The solution? Fashion. And lots of it.
Unlike the common, modern association of effeminacy with homosexuality, during the period between World War I and World War II it was more strongly related to worries around degeneration. Concerns were expressed in terms of physical and mental wellbeing, in addition to sexual desires. The fears around effeminacy were very much echoed in sentiments like Owens’ tweets around 100 years later.
Fashion was thought to be an area in which a man’s effeminacy could potentially be revealed; yet also seen as something used to purposefully avoid that label. And much as it does today, the way men demonstrated their masculinity and sexuality through fashion and clothing suffused popular print culture of the period.
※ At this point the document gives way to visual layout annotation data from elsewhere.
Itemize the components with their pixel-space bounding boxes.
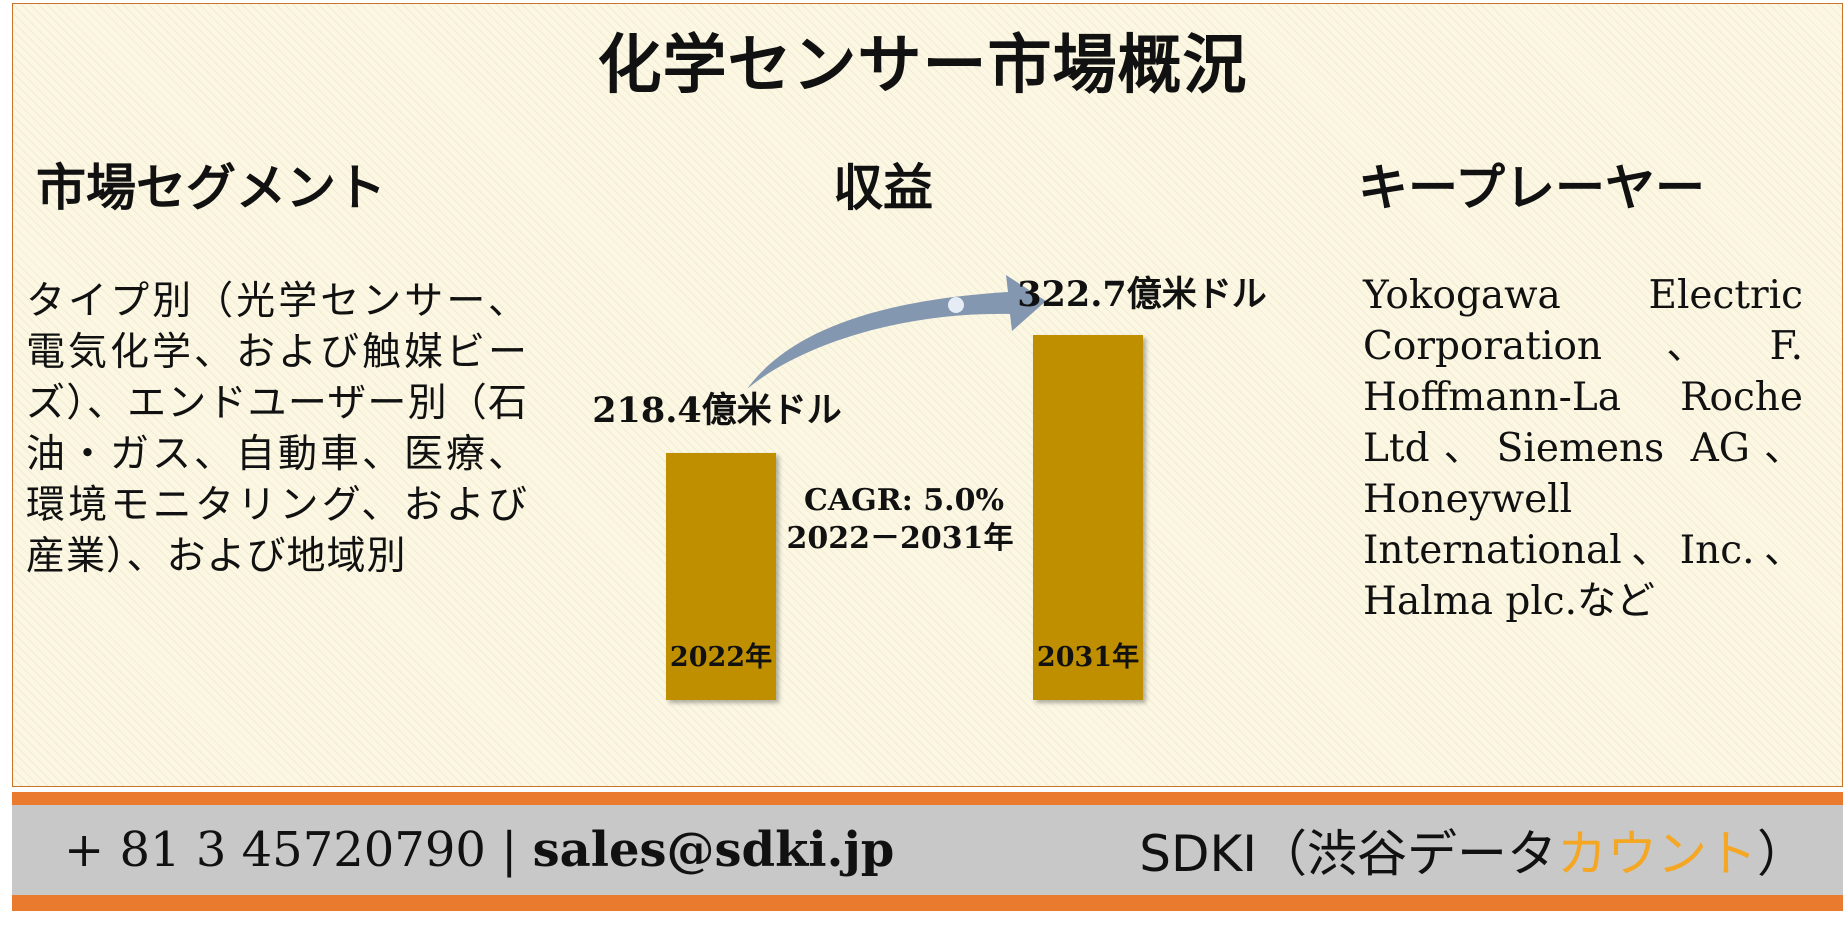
arrow-highlight-icon <box>948 297 964 313</box>
segments-heading: 市場セグメント <box>36 158 386 217</box>
growth-arrow-icon <box>747 275 1046 389</box>
brand-end: ） <box>1757 825 1807 883</box>
bar-2031 <box>1033 335 1143 700</box>
value-label: 322.7億米ドル <box>1017 274 1267 315</box>
phone-number: + 81 3 45720790 <box>64 822 486 878</box>
page-title: 化学センサー市場概況 <box>597 28 1248 103</box>
contact-separator: | <box>485 822 533 878</box>
cagr-period: 2022－2031年 <box>787 521 1014 556</box>
footer-bottom-bar <box>12 895 1843 911</box>
contact-info: + 81 3 45720790 | sales@sdki.jp <box>64 822 894 878</box>
key-players-text: Yokogawa Electric Corporation、F. Hoffman… <box>1363 273 1803 624</box>
bar-2022 <box>666 452 776 700</box>
brand-main: SDKI（渋谷データ <box>1139 825 1557 883</box>
value-label: 218.4億米ドル <box>592 390 842 431</box>
category-label: 2022年 <box>670 641 772 673</box>
category-label: 2031年 <box>1037 641 1139 673</box>
brand-name: SDKI（渋谷データカウント） <box>1139 814 1807 886</box>
brand-accent: カウント <box>1557 825 1757 883</box>
footer-band <box>12 805 1843 895</box>
content-panel <box>12 3 1843 787</box>
revenue-heading: 収益 <box>833 158 933 217</box>
footer-top-bar <box>12 792 1843 805</box>
email-link[interactable]: sales@sdki.jp <box>532 822 895 878</box>
players-heading: キープレーヤー <box>1358 158 1705 217</box>
cagr-label: CAGR: 5.0% <box>804 483 1004 518</box>
segments-text: タイプ別（光学センサー、電気化学、および触媒ビーズ）、エンドユーザー別（石油・ガ… <box>26 279 528 579</box>
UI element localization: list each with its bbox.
First published in 1937, the New Zealand men’s monthly magazine The Monocle (unrelated to the modern culture and design title) showcased a recurring feature titled Gallants in Embryo that focused on the fashion of its readership. “Gallant” was a word used to describe men who were both charming and chivalrous towards women, and who were dashing and fashionable. While by today’s standards its attitude towards effeminate men leaned towards homophobic, the feature’s fashion advice could at times veer into what we might call camp today.
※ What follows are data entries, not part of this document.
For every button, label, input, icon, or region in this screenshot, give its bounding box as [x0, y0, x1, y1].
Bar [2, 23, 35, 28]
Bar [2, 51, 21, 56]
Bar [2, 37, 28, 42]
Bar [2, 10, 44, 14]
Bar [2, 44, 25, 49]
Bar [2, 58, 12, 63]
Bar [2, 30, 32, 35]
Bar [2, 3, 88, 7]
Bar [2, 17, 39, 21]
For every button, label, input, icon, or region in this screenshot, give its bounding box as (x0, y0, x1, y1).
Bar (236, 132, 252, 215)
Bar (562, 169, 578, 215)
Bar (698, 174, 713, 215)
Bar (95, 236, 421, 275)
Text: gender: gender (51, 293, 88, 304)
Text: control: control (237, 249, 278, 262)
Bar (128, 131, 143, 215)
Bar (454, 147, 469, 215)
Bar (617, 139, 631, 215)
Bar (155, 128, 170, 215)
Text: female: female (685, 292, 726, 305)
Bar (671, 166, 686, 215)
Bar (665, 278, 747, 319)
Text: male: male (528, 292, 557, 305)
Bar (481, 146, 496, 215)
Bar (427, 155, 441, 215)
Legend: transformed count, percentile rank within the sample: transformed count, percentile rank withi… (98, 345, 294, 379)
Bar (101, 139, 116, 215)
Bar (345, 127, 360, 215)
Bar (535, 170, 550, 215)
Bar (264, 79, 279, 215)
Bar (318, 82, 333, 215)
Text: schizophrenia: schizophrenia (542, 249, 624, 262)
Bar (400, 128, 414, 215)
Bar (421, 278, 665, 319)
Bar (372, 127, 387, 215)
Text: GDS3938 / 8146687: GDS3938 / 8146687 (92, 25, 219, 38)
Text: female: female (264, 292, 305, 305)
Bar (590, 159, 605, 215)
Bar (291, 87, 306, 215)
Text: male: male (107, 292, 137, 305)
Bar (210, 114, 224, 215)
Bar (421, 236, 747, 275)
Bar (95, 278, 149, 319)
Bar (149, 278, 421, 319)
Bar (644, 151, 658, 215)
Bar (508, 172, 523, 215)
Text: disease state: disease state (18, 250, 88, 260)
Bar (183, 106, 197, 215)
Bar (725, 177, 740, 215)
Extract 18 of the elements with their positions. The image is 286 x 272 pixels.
The author and illustrator, Harrison Ford (no, not that one), filled the feature with the “dos and don’ts” of men’s fashion, discussing aspects of masculinity, sexuality and psychology. Fashion could be used as a defence against “effeminacy”, and men’s knowledge of how to dress as a masculine man, in a masculine manner, was vital in this respect.
The first Gallants in Embryo column starts off with the following address to its readers: “Let’s face it! What are our worst faults? Some of us don’t care; but there are many gallants in embryo who fear the brand of effeminacy.” In these first lines Ford established that his feature would help those men who feared being classed as effeminate; and he outlined how in each article he would separately deal with different items of dress in order to “give a general guide to fashions”.
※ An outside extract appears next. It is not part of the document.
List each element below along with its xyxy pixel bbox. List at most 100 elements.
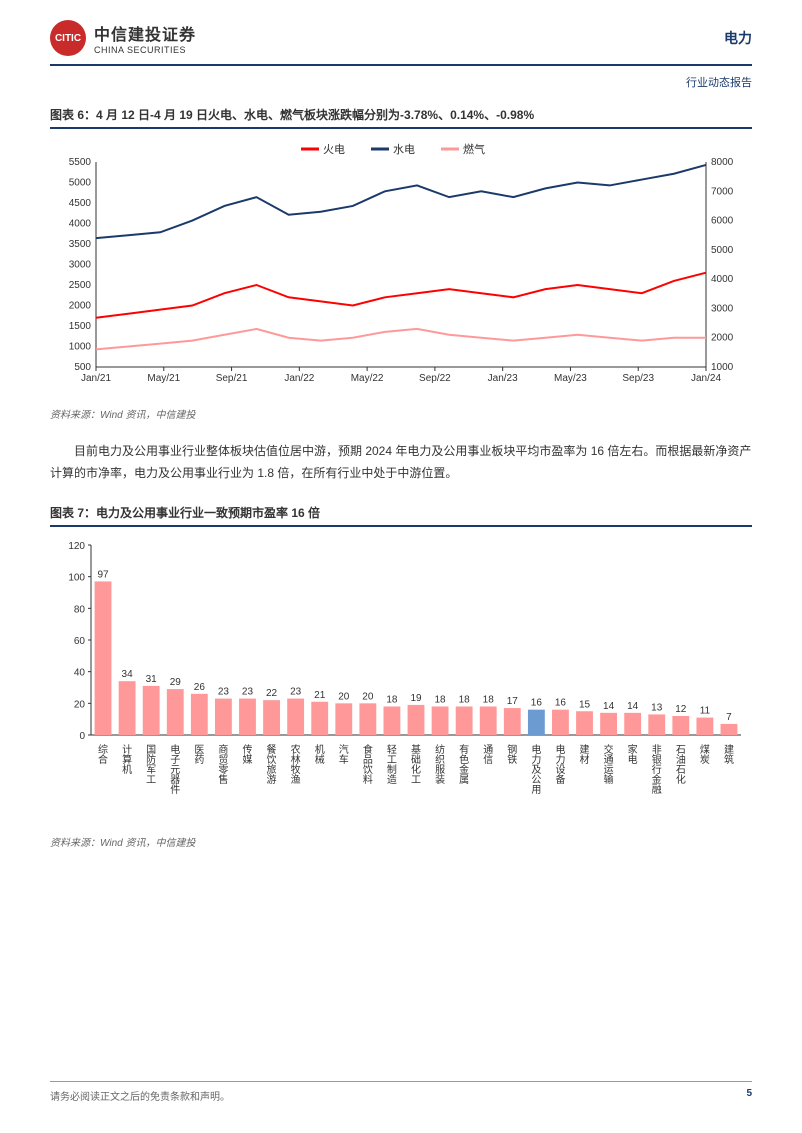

Male fashion didn’t have to be drab and boring, he assured. Ford noted that “The male has always been the more resplendent of the sexes”, identifying male peacocks, golden pheasants and lions as being more striking than their female counterparts. Dressing well, Ford claimed, could have “a psychological effect on the tired business man and emboldening effect on the effete lover”. However, it was all about balance. “Variety in dress,” he wrote, “is only a matter of deciding how much you can get away with, without being thought ‘sissy’.”
Harry Styles would have been a step too far for Ford, who embraces both a vibrant masculinity and flamboyant effeminacy. Public figures such as Michael B Jordan, John Legend and Taika Waititi would be closer to achieving this balancing act, as defined by Ford, by adding florals, patterns, colour and accessories, to otherwise drab men’s suits.
Conversations from a post-war, post-pandemic 1920s and 30s may continue to be mirrored in our own world, as we emerge from our own once-in-a-lifetime pandemic. Is Styles’ Grammys debut, with his daringly camp rock ‘n’ roll fashion, his feather boas and phallic-fashioned banana jewellery, a sign of more boundary-pushing masculine fashion to come? Will his fashion choices transcend trends for our own masculinity-obsessed “Roaring Twenties”? Or will the Harrison Fords of our time find a way to suppress men’s expression of femininity again? Only time, and the depleted stock of feather boas, will tell.